Frankfurt a.M. (epd). Es war „eine Horrorerfahrung“, sagt Annelie Bentis (Name geändert): „Meine Gedankenstimme hatte sich ständig in die Stimme anderer Menschen verwandelt.“ Wenn sie etwa dachte „Ich muss noch einkaufen gehen“, hörte sie das in ihrem Kopf mit der Stimme einer Nachbarin. Manchmal war es auch die Stimme eines Filmstars. Das ging so sieben Jahre lang. Annelie Bentis fand es grauenvoll, fremde Stimmen zu hören. Hinzu kam die Angst vor Stigmatisierung: „Ich konnte darüber mit niemandem sprechen.“
Laut Björn Schlier vom Institut für Klinische Psychologie der Uni Hamburg hören zwischen drei und sieben Prozent aller Menschen in Deutschland Stimmen. Psychische Erkrankungen wie eine Psychose zählen zu den Hauptursachen. „Stimmenhören“ kann laut Schlier sehr belastend sein. Zum Beispiel, weil diese Stimmen unerwünschte Anweisungen geben oder einen beleidigenden Inhalt haben.
Annelie Bentis wusste lange nicht, was mit ihr los war: „Mit 22 erhielt ich die Diagnose Schizophrenie.“ Angefangen hatte es bei ihr im Alter von 18 Jahren. Heute ahnt die junge Frau aus der Pfalz, dass schwere Traumata hinter ihrer Erkrankung stecken. Damit meint sie vor allem „stundenlange Psychofolter“ ihres Ex-Mannes, den sie mit 18 Jahren geheiratet hatte. Sie begann schließlich, ihre Traumata aufzuarbeiten. Annelie Bentis sagt, mit therapeutische Hilfe sei es ihr gelungen, sich von ihren Stimmen zu befreien.
Anna Helm (Name geändert) unterstützt als Genesungsbegleiterin Menschen, die Stimmen hören. Als sie zum ersten Mal damit konfrontiert wurde, dass es Menschen gibt, die Stimmen hören, sei sie „sehr befremdet“ gewesen, gibt die 72-Jährige zu. Anna Helm ist selbst psychisch krank, sie leidet unter Depressionen.

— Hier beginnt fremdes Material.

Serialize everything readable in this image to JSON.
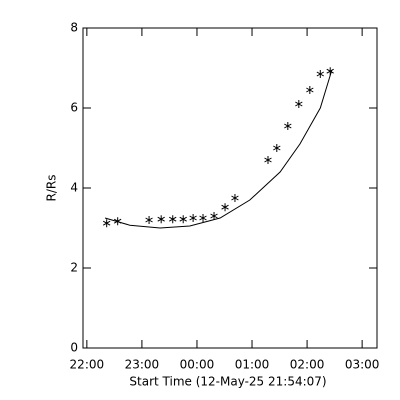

„Eine Frau aus unserer Gruppe für Menschen, die Stimmen hören, wurde einmal, als sie entlang der Autobahn lief, ständig von einer Stimme aufgefordert, sich vor ein Auto zu werfen“, berichtet Anna Helm. Bei einem anderen Mitglied der Gruppe hätten Stimmen verboten, Sport zu treiben. Auch Anna Helm sagt, dass Stimmenhörer unter dem leiden, was in ihrem Kopf vor sich geht und Stigmatisierung befürchten: „Viele haben Angst, ihre Wohnung zu verlassen, weil sie komisch angeguckt werden, wenn sie mit ihren Stimmen reden.“
In der christlichen Religion seien Stimmen nichts Unbekanntes, sagt Jörg Urbschat, evangelischer Theologe aus der niedersächsischen Gemeinde Seevetal. Urbschat ist nicht nur Theologe, sondern auch ausgebildeter „Visionssucher“. Bei der „Visionssuche“ beschäftigen sich die Teilnehmer sowohl praktisch als auch spirituell mit Themen, die das Überleben in freier Natur betreffen. Urbschat bietet hierzu Seminare an. Die Teilnehmer werden dabei aufgefordert, in einen Dialog mit der Natur zu treten. Manche erzählen davon, dass sie eine „Stimme“ der Natur wahrgenommen haben.
An der Uniklinik Aachen befasst sich der Psychosomatiker Klaus Mathiak mit dem Stimmenhören. Nach seinen Erfahrungen wollen Menschen mit chronischen Halluzinationen ihre Stimmen nicht unbedingt loswerden. „Sie möchten damit nur besser umgehen können.“ Durch psychotherapeutische Verfahren könne das auch gelingen.
Thomas Mann, Krankenpfleger für Psychiatrie und Soziotherapeut in Lübeck, beschäftigt sich seit 2010 mit dem Phänomen Stimmenhören. Für nicht wenige Menschen sei es völlig normal, mit ihren Stimmen zu kommunizieren, sagt der Koordinator des Lübecker „Netzwerks Stimmenhören“. „Für andere sind die Stimmen derart quälend, dass sie davon fast in den Suizid getrieben werden.“ Selbst ihnen könne es gelingen, mit den Stimmen als „Mieter“ im Kopf einvernehmlich zu leben.